Data and Databases: Data Management and Storage

Emily Genatowski; James Baille

Data and Databases: Data Management and Storage

Authors

Topics:

Data management

Introduction

The data you generate in humanities and social science projects may well need longer term storage beyond the scope of your own research project. Medium to long term data storage is vital for allowing other scholars to examine and test your data and models, and ensuring open access to your data is an increasingly prominent issue and at times requirement from public funding bodies in many countries.

Data storage is a major issue for digital projects in our fields. This is the result of a number of technical challenges in the storage of the data, and the often highly specific nature of the data and its structures, as well as significant issues outside the data field itself to do with the allocation of funding and support for archiving and data storage issues. As a result of these issues, it is important to consider during your project what the potential issues might be in storing it for future use and for other scholars, and how you might need to plan your work to take account of these.

How do you plan for the data to be re-used or re-useable?
What is being stored, and in what format?
Who is responsible for the data, and where will it be stored?

We will consider each of these now in more detail throughout this resource.

Learning outcomes

After completing this resource, learners should be able to:

Articulate the benefits and drawbacks of data re-use
Understand how to store data to promote accessibility
Discuss data responsibilities of humanities projects dealing with databases

Data Re-Use

This area is the first one we must consider, because how you envisage the data being re-used dictates many of the answers to the questions that follow it.How could someone re-use your data? This is the broadest question, and perhaps the most important, as it includes both thinking about the processes needed to re-use your data, and the problems of data re-use. For someone else to use your data, they need to be informed about how the data were collected and what they mean, and they also need the data to be presented in an easy enough format for them to use and manipulate.

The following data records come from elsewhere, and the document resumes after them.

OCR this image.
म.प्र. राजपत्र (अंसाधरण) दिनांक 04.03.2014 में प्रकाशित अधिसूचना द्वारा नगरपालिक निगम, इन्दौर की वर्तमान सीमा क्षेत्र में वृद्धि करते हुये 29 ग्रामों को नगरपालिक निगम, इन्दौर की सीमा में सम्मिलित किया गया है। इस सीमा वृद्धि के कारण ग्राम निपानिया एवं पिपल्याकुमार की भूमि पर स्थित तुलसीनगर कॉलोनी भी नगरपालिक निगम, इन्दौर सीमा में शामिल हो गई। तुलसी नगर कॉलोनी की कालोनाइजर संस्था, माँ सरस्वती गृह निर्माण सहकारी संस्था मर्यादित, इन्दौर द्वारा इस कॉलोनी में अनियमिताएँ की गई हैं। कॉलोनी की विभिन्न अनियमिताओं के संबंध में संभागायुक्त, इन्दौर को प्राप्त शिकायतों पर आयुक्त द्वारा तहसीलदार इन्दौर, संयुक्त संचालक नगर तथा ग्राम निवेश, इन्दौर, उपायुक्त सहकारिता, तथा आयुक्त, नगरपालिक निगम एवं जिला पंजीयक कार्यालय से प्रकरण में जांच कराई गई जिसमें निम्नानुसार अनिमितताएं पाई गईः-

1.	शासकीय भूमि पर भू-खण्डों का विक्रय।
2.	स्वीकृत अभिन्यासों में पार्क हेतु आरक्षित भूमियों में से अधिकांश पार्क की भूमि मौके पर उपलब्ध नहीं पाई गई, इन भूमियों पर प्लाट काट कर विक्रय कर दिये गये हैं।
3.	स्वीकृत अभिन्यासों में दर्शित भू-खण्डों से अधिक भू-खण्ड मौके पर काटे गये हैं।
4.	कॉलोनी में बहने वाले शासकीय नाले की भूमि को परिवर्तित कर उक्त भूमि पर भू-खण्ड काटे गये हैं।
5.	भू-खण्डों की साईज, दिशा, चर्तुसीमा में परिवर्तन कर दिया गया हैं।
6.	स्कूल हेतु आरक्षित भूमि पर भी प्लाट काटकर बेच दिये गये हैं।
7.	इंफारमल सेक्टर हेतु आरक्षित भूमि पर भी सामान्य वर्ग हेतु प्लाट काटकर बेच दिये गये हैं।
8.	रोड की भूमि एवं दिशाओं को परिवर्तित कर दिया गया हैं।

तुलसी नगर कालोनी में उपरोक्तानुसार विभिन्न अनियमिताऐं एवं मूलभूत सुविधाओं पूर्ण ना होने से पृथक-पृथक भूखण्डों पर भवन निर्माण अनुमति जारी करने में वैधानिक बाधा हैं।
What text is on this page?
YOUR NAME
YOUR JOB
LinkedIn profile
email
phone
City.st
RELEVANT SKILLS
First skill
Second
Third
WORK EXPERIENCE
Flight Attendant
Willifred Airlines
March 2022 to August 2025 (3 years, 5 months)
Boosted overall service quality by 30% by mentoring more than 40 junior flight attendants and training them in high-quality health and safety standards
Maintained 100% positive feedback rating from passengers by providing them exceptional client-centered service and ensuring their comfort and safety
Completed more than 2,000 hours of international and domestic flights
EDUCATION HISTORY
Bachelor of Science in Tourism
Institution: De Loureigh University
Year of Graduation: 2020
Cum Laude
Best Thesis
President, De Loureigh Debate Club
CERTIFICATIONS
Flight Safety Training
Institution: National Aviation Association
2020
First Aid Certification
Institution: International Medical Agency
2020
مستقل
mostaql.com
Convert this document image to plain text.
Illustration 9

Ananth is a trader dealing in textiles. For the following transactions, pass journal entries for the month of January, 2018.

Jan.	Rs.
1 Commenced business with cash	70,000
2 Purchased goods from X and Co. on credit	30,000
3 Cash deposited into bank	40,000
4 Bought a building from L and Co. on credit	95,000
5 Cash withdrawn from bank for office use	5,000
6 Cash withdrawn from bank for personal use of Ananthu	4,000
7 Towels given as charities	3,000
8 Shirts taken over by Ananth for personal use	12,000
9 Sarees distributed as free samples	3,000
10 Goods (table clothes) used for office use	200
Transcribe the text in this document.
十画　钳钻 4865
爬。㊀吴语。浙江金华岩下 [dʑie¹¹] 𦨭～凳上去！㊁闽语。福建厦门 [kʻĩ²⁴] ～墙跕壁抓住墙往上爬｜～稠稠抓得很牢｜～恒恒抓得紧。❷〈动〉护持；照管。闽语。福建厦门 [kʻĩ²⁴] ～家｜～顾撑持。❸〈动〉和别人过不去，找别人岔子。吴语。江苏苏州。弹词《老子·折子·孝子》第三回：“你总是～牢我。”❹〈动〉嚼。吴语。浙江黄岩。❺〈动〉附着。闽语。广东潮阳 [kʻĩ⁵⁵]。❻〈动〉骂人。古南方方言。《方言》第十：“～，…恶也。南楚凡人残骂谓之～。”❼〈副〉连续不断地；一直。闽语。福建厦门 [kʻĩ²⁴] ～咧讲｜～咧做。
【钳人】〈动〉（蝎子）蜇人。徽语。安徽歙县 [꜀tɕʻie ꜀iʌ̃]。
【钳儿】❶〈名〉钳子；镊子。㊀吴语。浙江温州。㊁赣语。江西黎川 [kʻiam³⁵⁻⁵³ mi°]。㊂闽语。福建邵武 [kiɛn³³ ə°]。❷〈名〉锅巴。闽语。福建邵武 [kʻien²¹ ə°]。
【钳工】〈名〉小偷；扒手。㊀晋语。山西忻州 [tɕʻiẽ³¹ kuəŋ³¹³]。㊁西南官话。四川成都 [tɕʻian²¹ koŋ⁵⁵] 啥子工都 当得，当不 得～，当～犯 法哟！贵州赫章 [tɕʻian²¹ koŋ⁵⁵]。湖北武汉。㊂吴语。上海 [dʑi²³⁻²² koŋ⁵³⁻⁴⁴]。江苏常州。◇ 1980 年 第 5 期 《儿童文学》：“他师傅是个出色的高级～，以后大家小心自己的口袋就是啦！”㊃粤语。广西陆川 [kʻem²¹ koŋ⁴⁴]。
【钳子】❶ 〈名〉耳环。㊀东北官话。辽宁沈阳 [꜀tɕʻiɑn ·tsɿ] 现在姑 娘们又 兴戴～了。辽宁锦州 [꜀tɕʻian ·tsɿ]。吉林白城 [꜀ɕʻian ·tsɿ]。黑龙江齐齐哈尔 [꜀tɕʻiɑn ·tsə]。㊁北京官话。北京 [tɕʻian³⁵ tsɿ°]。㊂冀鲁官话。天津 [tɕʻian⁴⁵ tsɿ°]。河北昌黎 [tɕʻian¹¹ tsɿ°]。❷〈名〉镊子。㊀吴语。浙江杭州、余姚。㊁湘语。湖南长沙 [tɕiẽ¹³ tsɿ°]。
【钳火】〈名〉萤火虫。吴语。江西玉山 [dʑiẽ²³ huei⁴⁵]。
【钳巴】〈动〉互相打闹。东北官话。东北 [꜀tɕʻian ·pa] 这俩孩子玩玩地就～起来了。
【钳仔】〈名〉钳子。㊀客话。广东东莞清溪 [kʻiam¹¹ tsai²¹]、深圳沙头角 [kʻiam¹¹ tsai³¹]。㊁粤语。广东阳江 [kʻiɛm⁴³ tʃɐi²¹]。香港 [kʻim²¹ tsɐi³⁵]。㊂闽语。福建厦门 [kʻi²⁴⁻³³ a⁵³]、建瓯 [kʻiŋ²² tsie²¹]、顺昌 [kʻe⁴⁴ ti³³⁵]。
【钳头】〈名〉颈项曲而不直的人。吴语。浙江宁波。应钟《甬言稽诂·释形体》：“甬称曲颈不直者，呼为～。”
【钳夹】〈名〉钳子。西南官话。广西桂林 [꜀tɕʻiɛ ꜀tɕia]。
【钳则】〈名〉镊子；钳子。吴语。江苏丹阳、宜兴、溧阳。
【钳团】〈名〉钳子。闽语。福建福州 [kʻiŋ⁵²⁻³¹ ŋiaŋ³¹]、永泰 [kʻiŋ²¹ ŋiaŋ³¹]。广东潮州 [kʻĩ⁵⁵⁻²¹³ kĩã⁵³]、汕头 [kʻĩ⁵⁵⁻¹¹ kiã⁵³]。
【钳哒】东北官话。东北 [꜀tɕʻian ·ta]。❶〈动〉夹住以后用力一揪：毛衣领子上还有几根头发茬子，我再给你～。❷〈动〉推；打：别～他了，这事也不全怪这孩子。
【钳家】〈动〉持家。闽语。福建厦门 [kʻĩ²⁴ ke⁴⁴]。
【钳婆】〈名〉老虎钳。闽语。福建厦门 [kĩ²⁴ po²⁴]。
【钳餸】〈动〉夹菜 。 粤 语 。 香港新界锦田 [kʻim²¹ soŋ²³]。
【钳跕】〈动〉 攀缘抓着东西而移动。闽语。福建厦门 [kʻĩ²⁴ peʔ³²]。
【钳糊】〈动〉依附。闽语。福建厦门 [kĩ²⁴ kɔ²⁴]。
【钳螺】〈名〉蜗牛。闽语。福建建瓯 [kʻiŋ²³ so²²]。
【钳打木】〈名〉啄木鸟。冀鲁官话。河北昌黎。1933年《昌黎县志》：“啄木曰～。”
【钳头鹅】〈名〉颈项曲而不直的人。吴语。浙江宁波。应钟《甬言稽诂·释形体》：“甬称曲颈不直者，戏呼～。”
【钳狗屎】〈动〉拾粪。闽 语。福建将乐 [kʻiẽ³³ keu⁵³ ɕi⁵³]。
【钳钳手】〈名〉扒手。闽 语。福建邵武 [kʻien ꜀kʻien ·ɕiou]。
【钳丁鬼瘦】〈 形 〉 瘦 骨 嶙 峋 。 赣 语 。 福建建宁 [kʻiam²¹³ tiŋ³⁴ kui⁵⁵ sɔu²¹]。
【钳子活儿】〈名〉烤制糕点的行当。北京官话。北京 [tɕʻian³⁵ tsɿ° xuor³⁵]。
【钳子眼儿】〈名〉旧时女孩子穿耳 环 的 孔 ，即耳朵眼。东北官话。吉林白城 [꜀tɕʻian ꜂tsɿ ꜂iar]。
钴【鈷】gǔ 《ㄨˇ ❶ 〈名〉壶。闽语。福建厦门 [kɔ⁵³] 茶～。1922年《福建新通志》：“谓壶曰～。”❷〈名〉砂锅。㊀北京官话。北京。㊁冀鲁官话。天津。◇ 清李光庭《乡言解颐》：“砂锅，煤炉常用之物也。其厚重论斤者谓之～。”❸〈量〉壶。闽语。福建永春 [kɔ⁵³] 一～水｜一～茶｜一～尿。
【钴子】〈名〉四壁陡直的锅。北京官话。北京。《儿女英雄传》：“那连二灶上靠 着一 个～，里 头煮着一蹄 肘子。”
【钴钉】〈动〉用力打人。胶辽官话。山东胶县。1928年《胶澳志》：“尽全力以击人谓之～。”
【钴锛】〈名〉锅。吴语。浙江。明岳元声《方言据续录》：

Are there reasons not to re-use some data? This might result from ethical or legal issues, if for example participants in a survey only gave consent for their responses to be used within the scope of a particular project or the data set includes data from other sources that you don’t have permission to re-share. You should also avoid sharing data in ways that allow living individuals to be identified and de-anonymised: there is more on this problem in the module on data ethics.

Are there data standards you should adhere to? There may be particular standards for how data are stored in your field that you need to make yourself aware of, and your data may be more useful if it shares or is described according to those standards. For example, in historical research, the large core CIDOC-CRM ontology is commonly used as a way of describing historical entity relationships, and describing your own data model in terms of how it fits with CIDOC-CRM may help other researchers use it in future.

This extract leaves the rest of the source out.